Les factures d’électricité des mineurs

Aucune garantie donc que les cours augmentent. D’autant que, s’il y a mécaniquement moins de bitcoins émis à compter du halving, de nombreux mineurs doivent dans le même temps vendre une partie de leurs réserves.

« Ce qui fait varier le cours d’une action, c’est une information nouvelle. Ce n’est pas quelque chose que vous savez déjà sur une entreprise, complète Pierre Noizat. Là, vous le savez : la quantité sera de 21 millions. Il y aura un petit effet sur l’offre à l’instant t, parce qu’effectivement, les mineurs doivent payer leur facture d’électricité.
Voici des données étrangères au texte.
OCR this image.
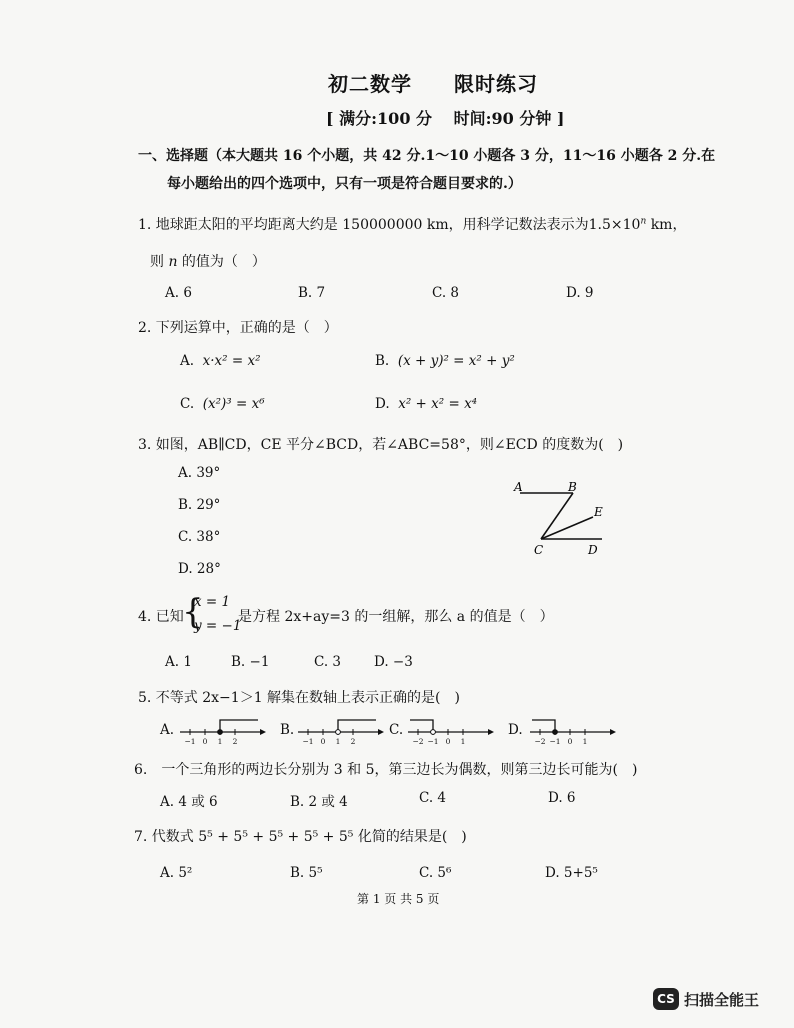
初二数学　　限时练习
[ 满分:100 分　 时间:90 分钟 ]
一、选择题（本大题共 16 个小题，共 42 分.1～10 小题各 3 分，11～16 小题各 2 分.在
每小题给出的四个选项中，只有一项是符合题目要求的.）
1. 地球距太阳的平均距离大约是 150000000 km，用科学记数法表示为$1.5\times 10^n$ km，
则 n 的值为（　）
A. 6	B. 7	C. 8	D. 9
2. 下列运算中，正确的是（　）
A. x·x² = x²	B. (x + y)² = x² + y²
C. (x²)³ = x⁶	D. x² + x² = x⁴
3. 如图，AB∥CD，CE 平分∠BCD，若∠ABC=58°，则∠ECD 的度数为(　)
A. 39°
B. 29°
C. 38°
D. 28°
A	B
E
C	D
4. 已知
{
x = 1
y = −1
是方程 2x+ay=3 的一组解，那么 a 的值是（　）
A. 1	B. −1	C. 3 D. −3
5. 不等式 2x−1＞1 解集在数轴上表示正确的是(　)
A.	B.	C.	D.
−1 0 1 2	−1 0 1 2	−2 −1 0 1	−2 −1 0 1
6.　一个三角形的两边长分别为 3 和 5，第三边长为偶数，则第三边长可能为(　)
A. 4 或 6	B. 2 或 4	C. 4	D. 6
7. 代数式 5⁵ + 5⁵ + 5⁵ + 5⁵ + 5⁵ 化简的结果是(　)
A. 5²	B. 5⁵	C. 5⁶	D. 5+5⁵
第 1 页 共 5 页
CS 扫描全能王
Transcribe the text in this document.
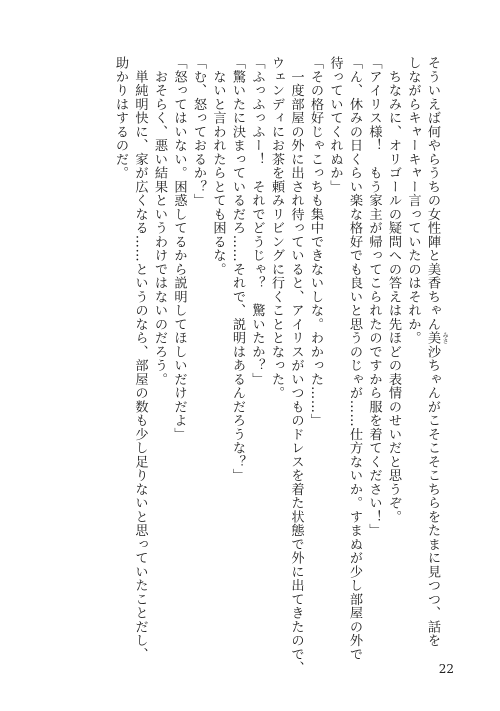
そういえば何やらうちの女性陣と美香ちゃん美沙 みさ
ちゃんがこそこそこちらをたまに見つつ、話を
しながらキャーキャー言っていたのはそれか。
　ちなみに、オリゴールの疑問への答えは先ほどの表情のせいだと思うぞ。
「アイリス様！　もう家主が帰ってこられたのですから服を着てください！」
「ん、休みの日くらい楽な格好でも良いと思うのじゃが……仕方ないか。すまぬが少し部屋の外で
待っていてくれぬか」
「その格好じゃこっちも集中できないしな。わかった……」
　一度部屋の外に出され待っていると、アイリスがいつものドレスを着た状態で外に出てきたので、
ウェンディにお茶を頼みリビングに行くこととなった。
「ふっふっふー！　それでどうじゃ？　驚いたか？」
「驚いたに決まっているだろ……それで、説明はあるんだろうな？」
　ないと言われたらとても困るな。
「む、怒っておるか？」
「怒ってはいない。困惑してるから説明してほしいだけだよ」
　おそらく、悪い結果というわけではないのだろう。
　単純明快に、家が広くなる……というのなら、部屋の数も少し足りないと思っていたことだし、
助かりはするのだ。
22
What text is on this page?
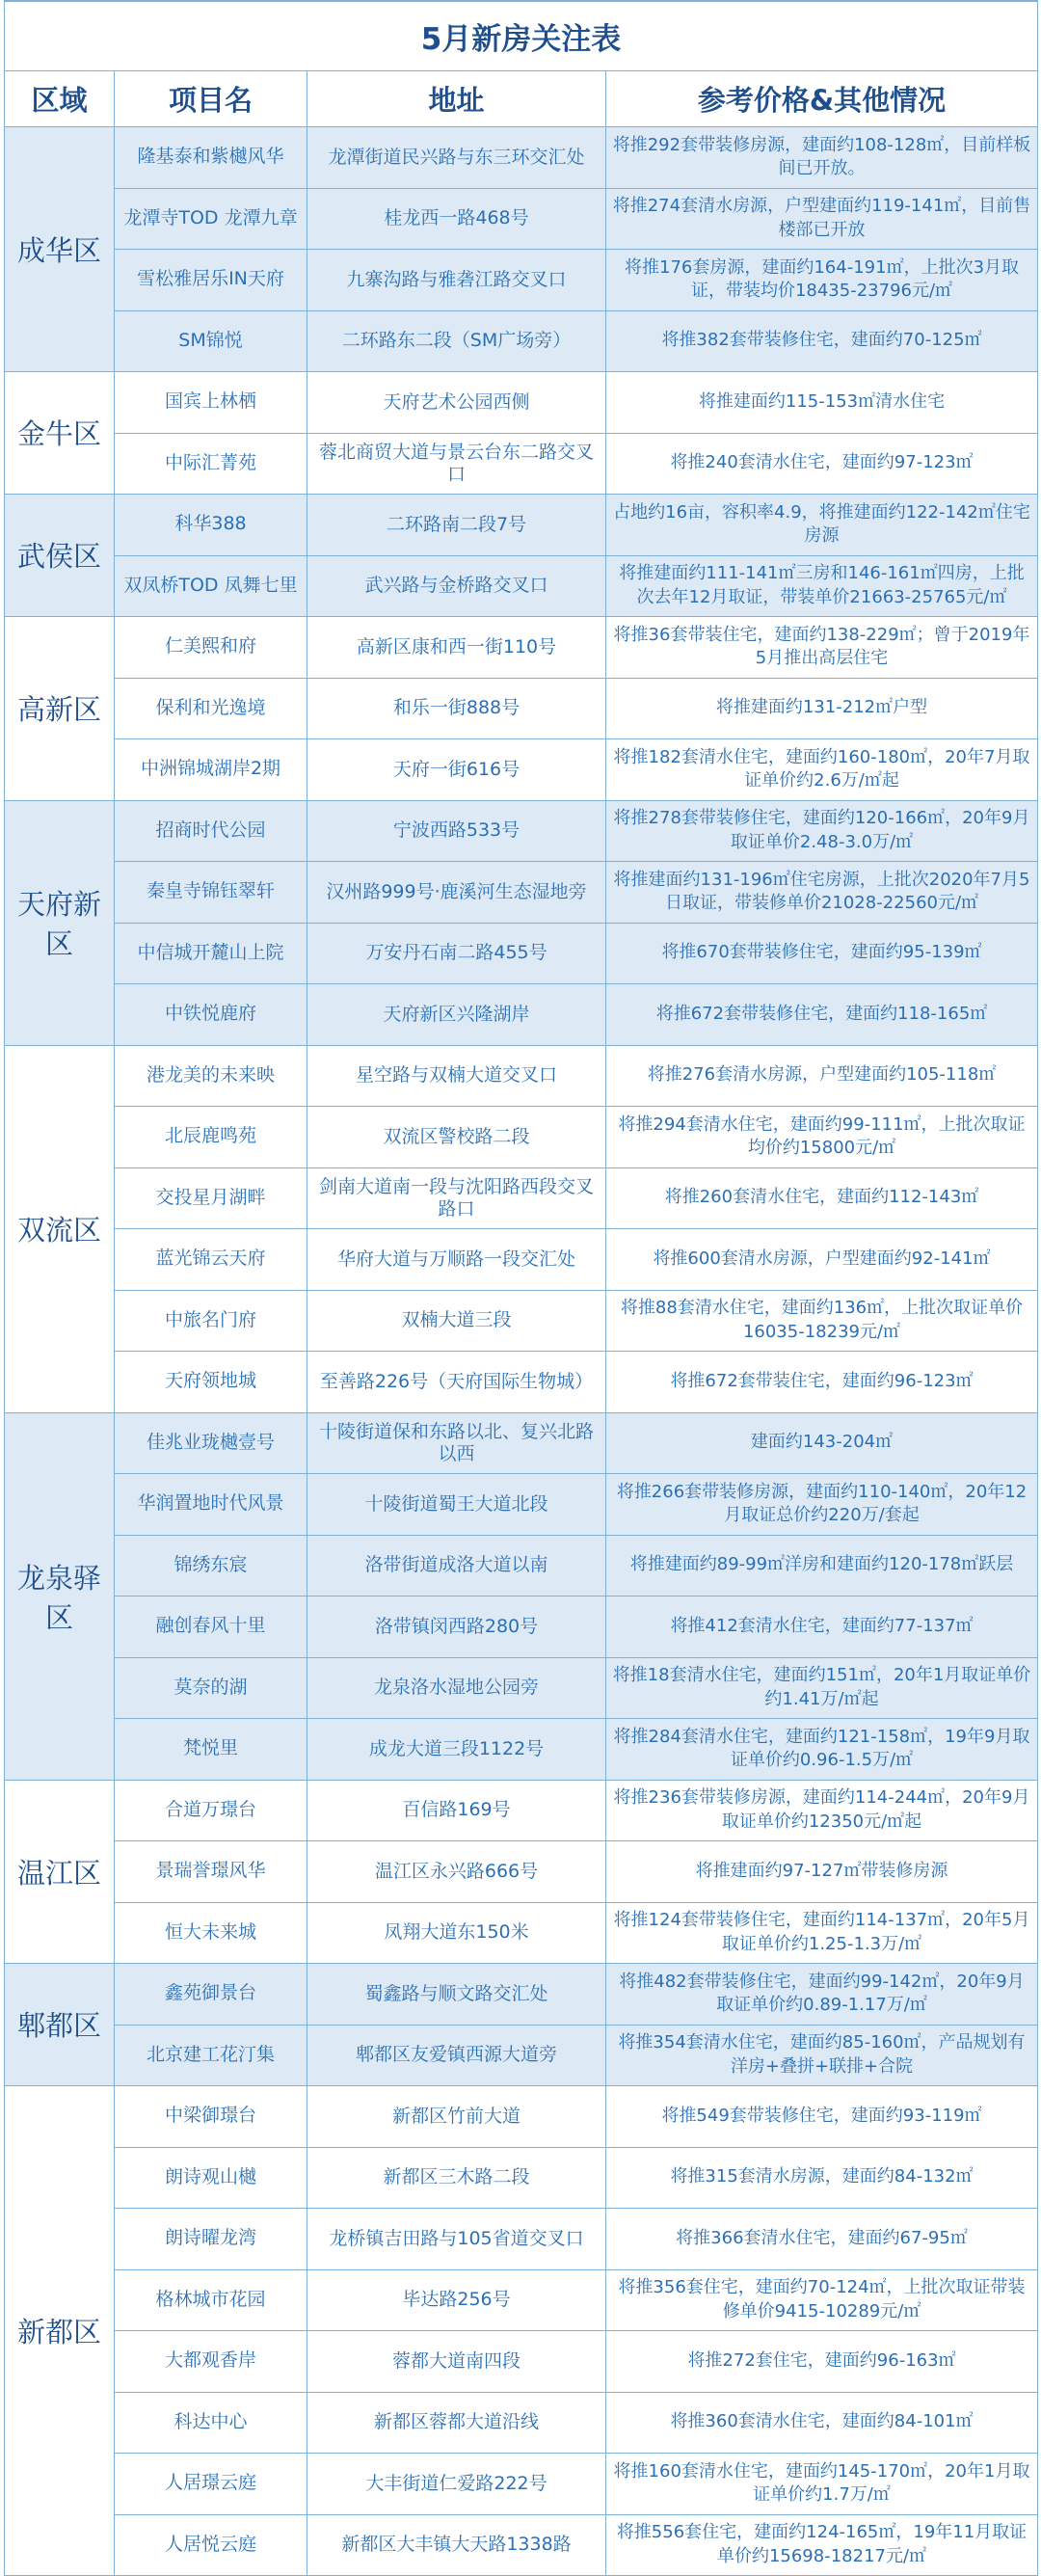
5月新房关注表			
区域	项目名	地址	参考价格&其他情况
成华区	隆基泰和紫樾风华	龙潭街道民兴路与东三环交汇处	将推292套带装修房源，建面约108-128㎡，目前样板间已开放。
	龙潭寺TOD 龙潭九章	桂龙西一路468号	将推274套清水房源，户型建面约119-141㎡，目前售楼部已开放
	雪松雅居乐IN天府	九寨沟路与雅砻江路交叉口	将推176套房源，建面约164-191㎡，上批次3月取证，带装均价18435-23796元/㎡
	SM锦悦	二环路东二段（SM广场旁）	将推382套带装修住宅，建面约70-125㎡
金牛区	国宾上林栖	天府艺术公园西侧	将推建面约115-153㎡清水住宅
	中际汇菁苑	蓉北商贸大道与景云台东二路交叉口	将推240套清水住宅，建面约97-123㎡
武侯区	科华388	二环路南二段7号	占地约16亩，容积率4.9，将推建面约122-142㎡住宅房源
	双凤桥TOD 凤舞七里	武兴路与金桥路交叉口	将推建面约111-141㎡三房和146-161㎡四房，上批次去年12月取证，带装单价21663-25765元/㎡
高新区	仁美熙和府	高新区康和西一街110号	将推36套带装住宅，建面约138-229㎡；曾于2019年5月推出高层住宅
	保利和光逸境	和乐一街888号	将推建面约131-212㎡户型
	中洲锦城湖岸2期	天府一街616号	将推182套清水住宅，建面约160-180㎡，20年7月取证单价约2.6万/㎡起
天府新区	招商时代公园	宁波西路533号	将推278套带装修住宅，建面约120-166㎡，20年9月取证单价2.48-3.0万/㎡
	秦皇寺锦钰翠轩	汉州路999号·鹿溪河生态湿地旁	将推建面约131-196㎡住宅房源，上批次2020年7月5日取证，带装修单价21028-22560元/㎡
	中信城开麓山上院	万安丹石南二路455号	将推670套带装修住宅，建面约95-139㎡
	中铁悦鹿府	天府新区兴隆湖岸	将推672套带装修住宅，建面约118-165㎡
双流区	港龙美的未来映	星空路与双楠大道交叉口	将推276套清水房源，户型建面约105-118㎡
	北辰鹿鸣苑	双流区警校路二段	将推294套清水住宅，建面约99-111㎡，上批次取证均价约15800元/㎡
	交投星月湖畔	剑南大道南一段与沈阳路西段交叉路口	将推260套清水住宅，建面约112-143㎡
	蓝光锦云天府	华府大道与万顺路一段交汇处	将推600套清水房源，户型建面约92-141㎡
	中旅名门府	双楠大道三段	将推88套清水住宅，建面约136㎡，上批次取证单价16035-18239元/㎡
	天府领地城	至善路226号（天府国际生物城）	将推672套带装住宅，建面约96-123㎡
龙泉驿区	佳兆业珑樾壹号	十陵街道保和东路以北、复兴北路以西	建面约143-204㎡
	华润置地时代风景	十陵街道蜀王大道北段	将推266套带装修房源，建面约110-140㎡，20年12月取证总价约220万/套起
	锦绣东宸	洛带街道成洛大道以南	将推建面约89-99㎡洋房和建面约120-178㎡跃层
	融创春风十里	洛带镇闵西路280号	将推412套清水住宅，建面约77-137㎡
	莫奈的湖	龙泉洛水湿地公园旁	将推18套清水住宅，建面约151㎡，20年1月取证单价约1.41万/㎡起
	梵悦里	成龙大道三段1122号	将推284套清水住宅，建面约121-158㎡，19年9月取证单价约0.96-1.5万/㎡
温江区	合道万璟台	百信路169号	将推236套带装修房源，建面约114-244㎡，20年9月取证单价约12350元/㎡起
	景瑞誉璟风华	温江区永兴路666号	将推建面约97-127㎡带装修房源
	恒大未来城	凤翔大道东150米	将推124套带装修住宅，建面约114-137㎡，20年5月取证单价约1.25-1.3万/㎡
郫都区	鑫苑御景台	蜀鑫路与顺文路交汇处	将推482套带装修住宅，建面约99-142㎡，20年9月取证单价约0.89-1.17万/㎡
	北京建工花汀集	郫都区友爱镇西源大道旁	将推354套清水住宅，建面约85-160㎡，产品规划有洋房+叠拼+联排+合院
新都区	中梁御璟台	新都区竹前大道	将推549套带装修住宅，建面约93-119㎡
	朗诗观山樾	新都区三木路二段	将推315套清水房源，建面约84-132㎡
	朗诗曜龙湾	龙桥镇吉田路与105省道交叉口	将推366套清水住宅，建面约67-95㎡
	格林城市花园	毕达路256号	将推356套住宅，建面约70-124㎡，上批次取证带装修单价9415-10289元/㎡
	大都观香岸	蓉都大道南四段	将推272套住宅，建面约96-163㎡
	科达中心	新都区蓉都大道沿线	将推360套清水住宅，建面约84-101㎡
	人居璟云庭	大丰街道仁爱路222号	将推160套清水住宅，建面约145-170㎡，20年1月取证单价约1.7万/㎡
	人居悦云庭	新都区大丰镇大天路1338路	将推556套住宅，建面约124-165㎡，19年11月取证单价约15698-18217元/㎡
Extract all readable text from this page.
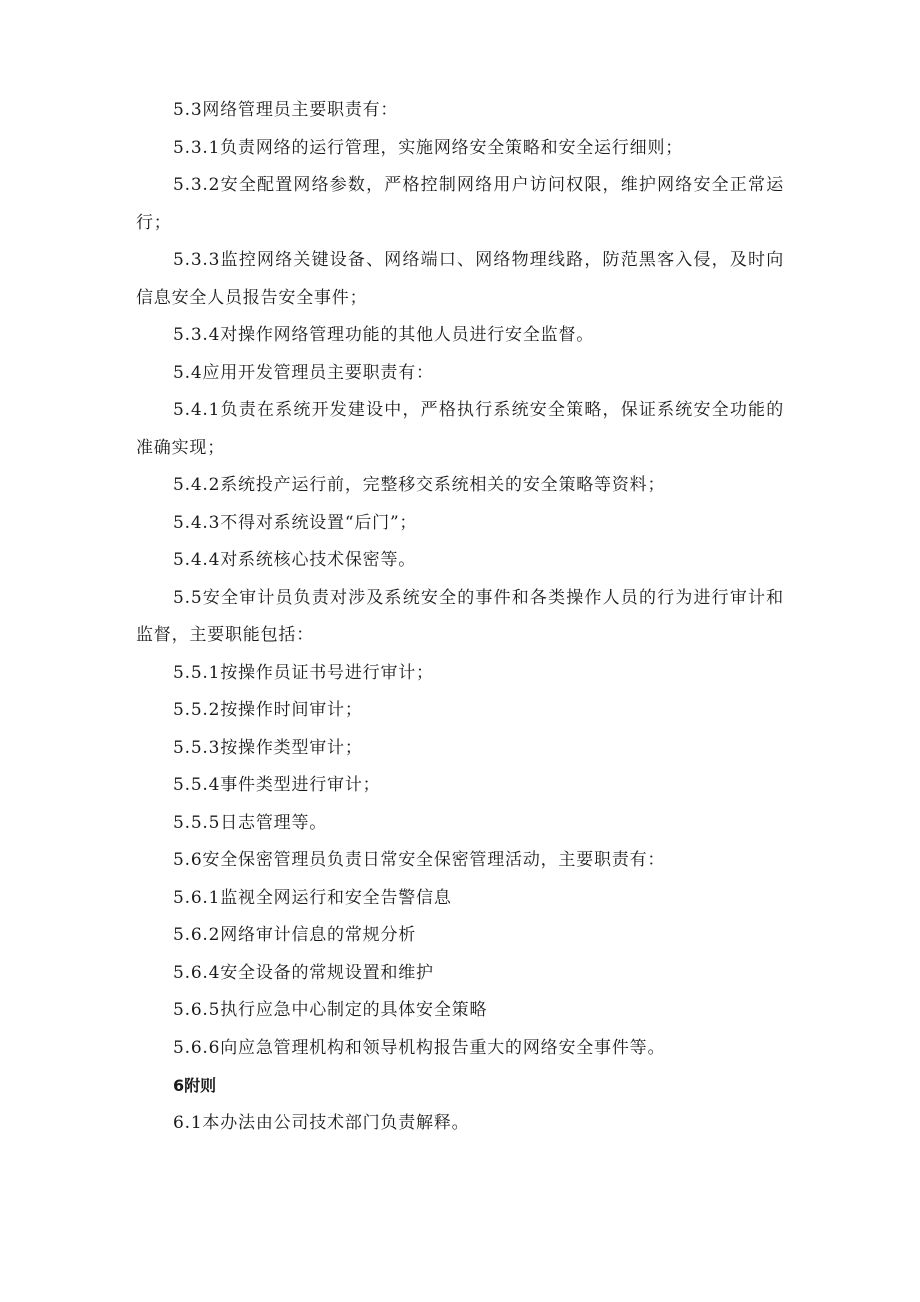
5.3网络管理员主要职责有：

5.3.1负责网络的运行管理，实施网络安全策略和安全运行细则；

5.3.2安全配置网络参数，严格控制网络用户访问权限，维护网络安全正常运行；

5.3.3监控网络关键设备、网络端口、网络物理线路，防范黑客入侵，及时向信息安全人员报告安全事件；

5.3.4对操作网络管理功能的其他人员进行安全监督。

5.4应用开发管理员主要职责有：

5.4.1负责在系统开发建设中，严格执行系统安全策略，保证系统安全功能的准确实现；

5.4.2系统投产运行前，完整移交系统相关的安全策略等资料；

5.4.3不得对系统设置“后门”；

5.4.4对系统核心技术保密等。

5.5安全审计员负责对涉及系统安全的事件和各类操作人员的行为进行审计和监督，主要职能包括：

5.5.1按操作员证书号进行审计；

5.5.2按操作时间审计；

5.5.3按操作类型审计；

5.5.4事件类型进行审计；

5.5.5日志管理等。

5.6安全保密管理员负责日常安全保密管理活动，主要职责有：

5.6.1监视全网运行和安全告警信息

5.6.2网络审计信息的常规分析

5.6.4安全设备的常规设置和维护

5.6.5执行应急中心制定的具体安全策略

5.6.6向应急管理机构和领导机构报告重大的网络安全事件等。

6附则

6.1本办法由公司技术部门负责解释。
Ça les amène à vendre ces nouveaux bitcoins. Mais ils représentent une partie de plus en plus petite des vendeurs. A mon avis, l’effet va être assez modeste. »

Hausse ? Baisse ? Pour être fixé, nous allons devoir coller nos yeux au cours du bitcoin et notre nez au compte à rebours nous séparant de l’événement. Aux dernières nouvelles, il devrait avoir lieu tôt samedi 20 avril. Peut-être un peu avant car souvent les mineurs redoublent d’effort pour toucher les dernières grosses récompenses.

Mais c’est une autre histoire que nous vous raconterons au prochain halving, dans 4 ans, si les archères et les politologues US ne nous volent pas la vedette. D’ici là, en crypto ou ailleurs, n’investissez que l’argent que vous avez les moyens de perdre.